A few days ago, I had texted my mother to ask if we could borrow more sleeping mats from the Big House. “That cannot possibly be asked,” she had responded. “How can you even think of such a thing?”
I had closed my eyes in exasperation when she texted back. There were entire wings that were lying empty and unused, and certainly dozens of luxurious, thick, embroidered sleeping mats. Lady Chang had petted me when I was younger—she would say yes if asked. But my friends and I would be sleeping on thin blankets instead.
* * *
—
AS WE SLIP past the back entrance, Miho comes to a dramatic stop in the middle of the path, surveying the grounds. “This is so beautiful,” she says in the dreamy voice that is starting to irritate me now. “How old is it? It must be centuries old, right?”
I shrug. It is at least a hundred years old, that I know. The Big Family is obsessed with their lineage.
“You never asked?” marvels Miho. Her eyes are hungry as they travel across the lotus pond, the pagoda, pruned pine gardens, and in the distance, the Big House itself, with its elaborately crafted woodwork and the sloping, gabled roof. Enormous stone frogs stand guard in front of each building’s entrance. The grass has been cut to perfection by my father—that is another one of his duties around the house.
“It’s not her family—why should she care?” snaps Sujin, and I grin at her.
“If I lived here, I would never leave,” says Miho, still staring.
Perhaps unsurprisingly, she keeps it up even when we finally reach the annex. Set
ting her bags down in the dim living room, she says it’s so cool to see where I grew up and how lucky I was to have my own room as a child.
My parents are not here, of course, even though I did text them what bus we were taking. It doesn’t matter that it’s a holiday—holidays are the busiest times, with all the extra cooking and cleaning and shopping and rituals.
I try to see it through Miho’s and Sujin’s eyes, and it is as painful as I predicted. The edges of the living room wallpaper have turned a shade of yellow, and in the far corner a triangular flypaper is studded with insect bodies—a few still flickering with life. I also hope Miho doesn’t notice my parents’ matching “Adidis” slippers in the foyer.

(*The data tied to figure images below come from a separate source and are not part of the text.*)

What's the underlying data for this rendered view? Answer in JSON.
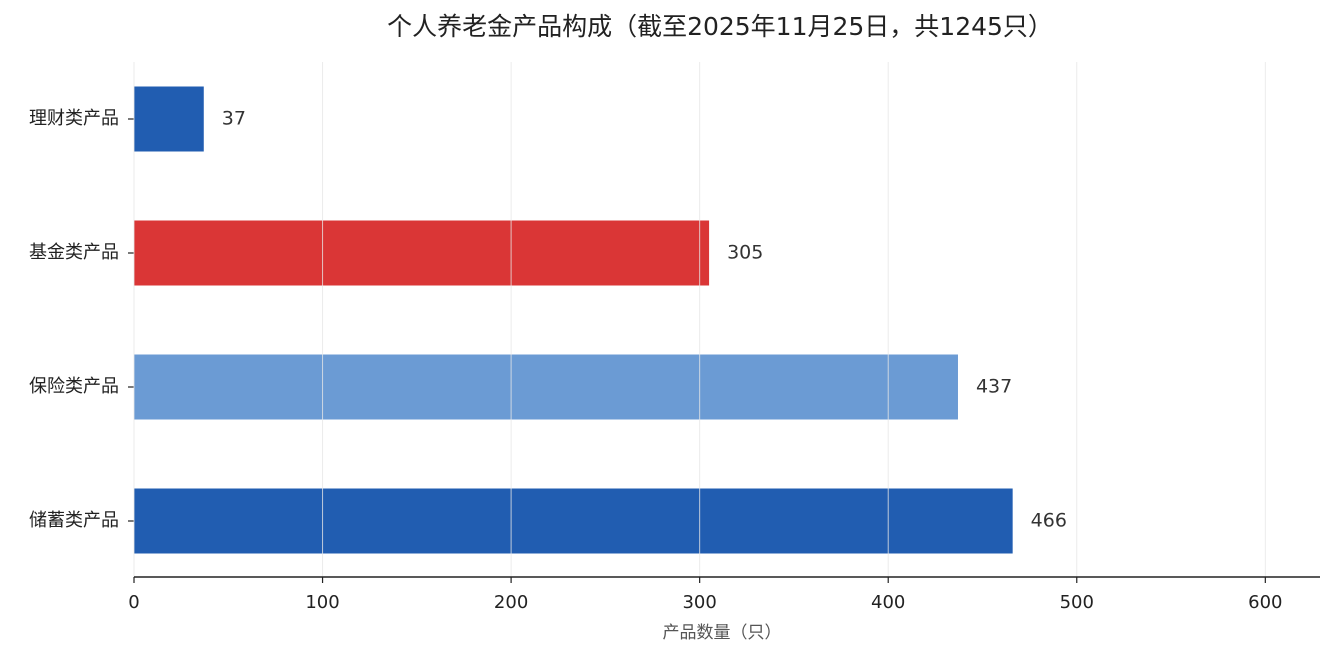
{
  "chart_data": {
    "type": "barh",
    "title": "个人养老金产品构成（截至2025年11月25日，共1245只）",
    "categories": [
      "理财类产品",
      "基金类产品",
      "保险类产品",
      "储蓄类产品"
    ],
    "values": [
      37,
      305,
      437,
      466
    ],
    "colors": [
      "#215db1",
      "#da3636",
      "#6b9bd4",
      "#215db1"
    ],
    "x_label": "产品数量（只）",
    "xlim": [
      0,
      629
    ],
    "xticks": [
      0,
      100,
      200,
      300,
      400,
      500,
      600
    ],
    "grid": true
  }
}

Miho smiles at me and asks where the bathroom is. I point to the right and walk to the kitchen, where Sujin has already poured herself some barley tea from a jug in the fridge and is eating a rice cake from a plate my mother left on the table.

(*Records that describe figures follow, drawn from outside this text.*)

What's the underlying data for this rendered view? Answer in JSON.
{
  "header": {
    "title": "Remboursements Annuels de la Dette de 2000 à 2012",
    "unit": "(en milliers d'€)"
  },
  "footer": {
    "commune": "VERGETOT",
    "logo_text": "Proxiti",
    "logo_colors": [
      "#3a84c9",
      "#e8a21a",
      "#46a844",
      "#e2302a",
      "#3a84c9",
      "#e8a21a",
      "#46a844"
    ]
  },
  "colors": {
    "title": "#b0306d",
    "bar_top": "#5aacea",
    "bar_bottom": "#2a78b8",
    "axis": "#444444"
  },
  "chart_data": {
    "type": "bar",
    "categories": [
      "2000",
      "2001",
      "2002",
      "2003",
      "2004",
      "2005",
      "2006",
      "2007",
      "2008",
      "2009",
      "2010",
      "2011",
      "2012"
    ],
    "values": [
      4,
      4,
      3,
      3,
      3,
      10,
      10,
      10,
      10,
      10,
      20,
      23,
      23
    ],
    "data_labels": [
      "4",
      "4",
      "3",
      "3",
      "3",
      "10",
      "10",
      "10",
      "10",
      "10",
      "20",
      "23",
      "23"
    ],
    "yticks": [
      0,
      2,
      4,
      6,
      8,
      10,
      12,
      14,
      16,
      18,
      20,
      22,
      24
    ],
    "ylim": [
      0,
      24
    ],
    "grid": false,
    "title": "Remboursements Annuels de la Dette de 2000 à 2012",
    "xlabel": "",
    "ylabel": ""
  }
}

“It’s kind of eerie how it’s stayed exactly the same,” Sujin says, gesturing around her. “I feel like I’m in middle school again. Your mother made these, right? You used to bring them to school.” Sujin pushes the plate toward me but I shake my head. Even as a child, I could see only how much work and cleanup they involved, and I did not like to eat them.
* * *
—
WE GO FIND my mother in the kitchen of the Big House. She is making dumplings with Mrs. Youngja and Mrs. Sukhyang at the round table. Waving their flour-coated hands, Mrs. Youngja and Mrs. Sukhyang yell in excitement when they see me.
“Look who it is! Ara! Pink hair! Oh my goodness! And you gained some weight!”
“No, she hasn’t, she’s lost weight!”
Mrs. Youngja and Mrs. Sukhyang immediately start squabbling while my mother waves me closer. When she soundlessly wraps me in an emotional hug, my heart gives a guilty jump as I take in how lined her face has become. Her skin looks powdery and thin, and uneven silver streaks her hair. Can she have aged this much in what seems so short a time?